The guidelines offer specific recommendations for patients who have hypertension, hypercholesterolemia, diabetes, insulin resistance, high triglycerides, congestive heart failure, kidney disease, or obesity. The scientific statement on the AHA nutrition guidelines is available online at A patient- oriented version of the guidelines is available online at

College Football's Norwalk-On Virus
A case report in the October 26 issue of The New England Journal of Medicine describes what appears to be the first known case of Norwalk-like virus in a sports setting.

The incident involved a Saturday evening college football game 2 years ago in which Duke University players developed vomiting and diarrhea during the game and continued to play. The team physician and coaches had noted that players had been retching on the sidelines and in the locker room, and that some players' uniforms were soiled with vomit and feces. By Sunday evening, some of their Florida State opponents (who won the game 62 to 13), developed similar gastrointestinal symptoms.

Serologic data suggested that the likely source was turkey sandwiches that were contaminated by an infected food handler. They also confirmed that the relatively rare genogroup 1 Norwalk-like virus was responsible for the illness; genogroup 2 strains are more frequently associated with outbreaks in the United States. RNA sequencing determined that the same virus infected the Florida State players.

Researchers recommend that players with acute gastroenteritis symptoms be held from competition to avoid disease transmission to other players, and that players and support staff should be educated about proper hygiene measures, such as hand washing.

Ideal Builds for Certain Sports?
In a historical and entertaining look at physiology research, Lincoln E. Ford, MD, a physiologist and cardiologist at the Indiana University School of Medicine in Indianapolis, observes that there are ideal body sizes for some sports. However, in his review of data from elite athletes, he found that training and other factors can overcome a size disadvantage.

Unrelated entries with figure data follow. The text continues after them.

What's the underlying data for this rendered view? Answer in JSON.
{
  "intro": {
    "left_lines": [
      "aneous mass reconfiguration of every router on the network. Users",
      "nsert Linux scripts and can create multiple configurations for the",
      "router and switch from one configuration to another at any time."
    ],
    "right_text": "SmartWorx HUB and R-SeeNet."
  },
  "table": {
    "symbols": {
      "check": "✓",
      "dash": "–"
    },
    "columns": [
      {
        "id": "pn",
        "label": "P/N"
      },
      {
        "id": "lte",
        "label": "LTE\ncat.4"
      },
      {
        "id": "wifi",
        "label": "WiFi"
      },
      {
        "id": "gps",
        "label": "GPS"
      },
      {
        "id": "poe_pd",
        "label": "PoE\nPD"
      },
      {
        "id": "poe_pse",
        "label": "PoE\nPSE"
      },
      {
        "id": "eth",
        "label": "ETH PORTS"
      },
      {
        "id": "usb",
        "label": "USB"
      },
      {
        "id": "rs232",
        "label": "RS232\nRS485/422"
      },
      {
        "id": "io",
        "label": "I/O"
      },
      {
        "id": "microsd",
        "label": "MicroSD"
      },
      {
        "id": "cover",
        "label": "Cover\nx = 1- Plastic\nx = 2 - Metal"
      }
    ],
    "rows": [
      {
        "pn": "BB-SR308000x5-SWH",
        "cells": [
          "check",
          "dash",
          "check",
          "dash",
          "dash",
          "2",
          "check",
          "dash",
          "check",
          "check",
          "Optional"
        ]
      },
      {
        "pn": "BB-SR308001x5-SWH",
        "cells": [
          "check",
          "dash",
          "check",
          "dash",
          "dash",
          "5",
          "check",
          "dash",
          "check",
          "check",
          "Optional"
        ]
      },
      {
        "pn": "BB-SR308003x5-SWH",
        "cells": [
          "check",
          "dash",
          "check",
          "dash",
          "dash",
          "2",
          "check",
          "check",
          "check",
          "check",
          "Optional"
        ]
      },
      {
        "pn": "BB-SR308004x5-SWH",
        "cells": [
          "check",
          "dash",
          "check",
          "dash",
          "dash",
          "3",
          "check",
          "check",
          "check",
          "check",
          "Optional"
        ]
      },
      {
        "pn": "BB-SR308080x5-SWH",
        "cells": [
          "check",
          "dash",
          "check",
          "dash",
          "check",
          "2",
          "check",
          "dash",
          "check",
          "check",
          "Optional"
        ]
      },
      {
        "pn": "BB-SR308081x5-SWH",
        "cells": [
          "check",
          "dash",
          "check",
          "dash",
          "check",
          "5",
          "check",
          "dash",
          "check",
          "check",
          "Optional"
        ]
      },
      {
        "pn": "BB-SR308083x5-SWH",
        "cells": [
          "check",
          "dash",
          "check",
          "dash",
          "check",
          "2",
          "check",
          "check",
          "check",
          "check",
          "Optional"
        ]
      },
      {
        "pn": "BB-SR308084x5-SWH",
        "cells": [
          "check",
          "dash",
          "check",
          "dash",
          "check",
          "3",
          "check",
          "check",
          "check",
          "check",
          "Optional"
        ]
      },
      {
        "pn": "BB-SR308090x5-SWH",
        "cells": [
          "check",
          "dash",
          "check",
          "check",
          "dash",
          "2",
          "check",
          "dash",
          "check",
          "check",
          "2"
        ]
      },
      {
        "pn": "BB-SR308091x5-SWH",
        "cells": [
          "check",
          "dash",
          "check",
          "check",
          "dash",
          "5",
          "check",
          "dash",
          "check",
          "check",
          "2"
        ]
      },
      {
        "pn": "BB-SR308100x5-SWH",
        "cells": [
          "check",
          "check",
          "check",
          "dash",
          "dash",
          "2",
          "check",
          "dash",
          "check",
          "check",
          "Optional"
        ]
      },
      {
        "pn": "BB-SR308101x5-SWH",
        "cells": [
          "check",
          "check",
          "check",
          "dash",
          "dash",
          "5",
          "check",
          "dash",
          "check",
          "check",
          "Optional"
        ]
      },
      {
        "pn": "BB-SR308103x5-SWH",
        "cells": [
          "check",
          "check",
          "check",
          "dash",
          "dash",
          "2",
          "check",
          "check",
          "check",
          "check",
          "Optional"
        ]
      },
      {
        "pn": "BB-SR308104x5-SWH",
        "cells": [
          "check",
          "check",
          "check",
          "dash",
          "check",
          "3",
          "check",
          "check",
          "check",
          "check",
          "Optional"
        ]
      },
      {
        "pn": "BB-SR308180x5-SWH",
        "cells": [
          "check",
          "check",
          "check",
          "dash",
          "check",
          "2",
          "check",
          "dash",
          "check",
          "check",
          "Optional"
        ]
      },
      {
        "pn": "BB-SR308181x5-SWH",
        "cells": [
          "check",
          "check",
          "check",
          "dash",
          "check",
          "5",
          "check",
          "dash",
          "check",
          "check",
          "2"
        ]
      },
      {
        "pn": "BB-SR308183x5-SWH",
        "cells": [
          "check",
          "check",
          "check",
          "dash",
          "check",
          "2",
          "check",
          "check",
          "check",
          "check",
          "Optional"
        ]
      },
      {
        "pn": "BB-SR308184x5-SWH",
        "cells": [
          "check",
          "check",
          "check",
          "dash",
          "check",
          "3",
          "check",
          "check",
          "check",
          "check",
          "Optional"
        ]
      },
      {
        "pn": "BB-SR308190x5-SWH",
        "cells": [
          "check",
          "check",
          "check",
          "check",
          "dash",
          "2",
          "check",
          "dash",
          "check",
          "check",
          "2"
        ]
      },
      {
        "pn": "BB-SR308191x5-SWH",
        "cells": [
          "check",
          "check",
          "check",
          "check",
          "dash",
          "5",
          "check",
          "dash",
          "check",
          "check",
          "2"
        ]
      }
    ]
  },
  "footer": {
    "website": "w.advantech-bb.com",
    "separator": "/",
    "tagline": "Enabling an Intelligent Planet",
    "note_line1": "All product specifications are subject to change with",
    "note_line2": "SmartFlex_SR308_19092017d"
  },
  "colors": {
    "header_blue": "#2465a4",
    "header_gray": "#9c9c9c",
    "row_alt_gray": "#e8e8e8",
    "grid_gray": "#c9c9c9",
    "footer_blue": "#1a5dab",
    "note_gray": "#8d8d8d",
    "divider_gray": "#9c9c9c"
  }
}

Ford's observations were published in September in a book titled Muscle Physiology and Cardiac Function, which was released to coincide with the American Physiological Society meeting and the 2000 Olympic Games. He found that certain body types favored certain sports, for example:

  • Shorter stature: boxing, gymnastics, football running backs, sprinting, long-distance running.
  • Taller stature: middle-distance running, weight lifting, high jumping.

Soccer is one sport that doesn't seem to have a body-size advantage, Ford notes, which might make it attractive to anyone who wishes to participate.

Calcium Supplements: Get the Lead Out
The lead content of calcium supplements has been an issue since 1980 when a US Food and Drug Administration report aired concerns. University of Florida researchers, in an effort to see if manufacturers have made strides to reduce the lead content, found that many calcium supplements still contain lead.

The report, published in the September 20 issue of The Journal of the American Medical Association, found that of 21 nonprescription supplements tested, 8 had measurable lead content. Lead was found in natural (oyster shell) calcium supplements, as well as in those from refined sources. Some brand-name products had detectable lead, even those from refined sources. Two prescription formulations contained no lead. Two formulations advertised as tested for lead did not contain lead.

The authors note that lead in calcium supplements is an important concern because an estimated 5% of the US population consumes the supplements. They advise consumers to not assume that brand-name supplements have no lead content, and to seek out brands that have been labeled as having been tested for lead.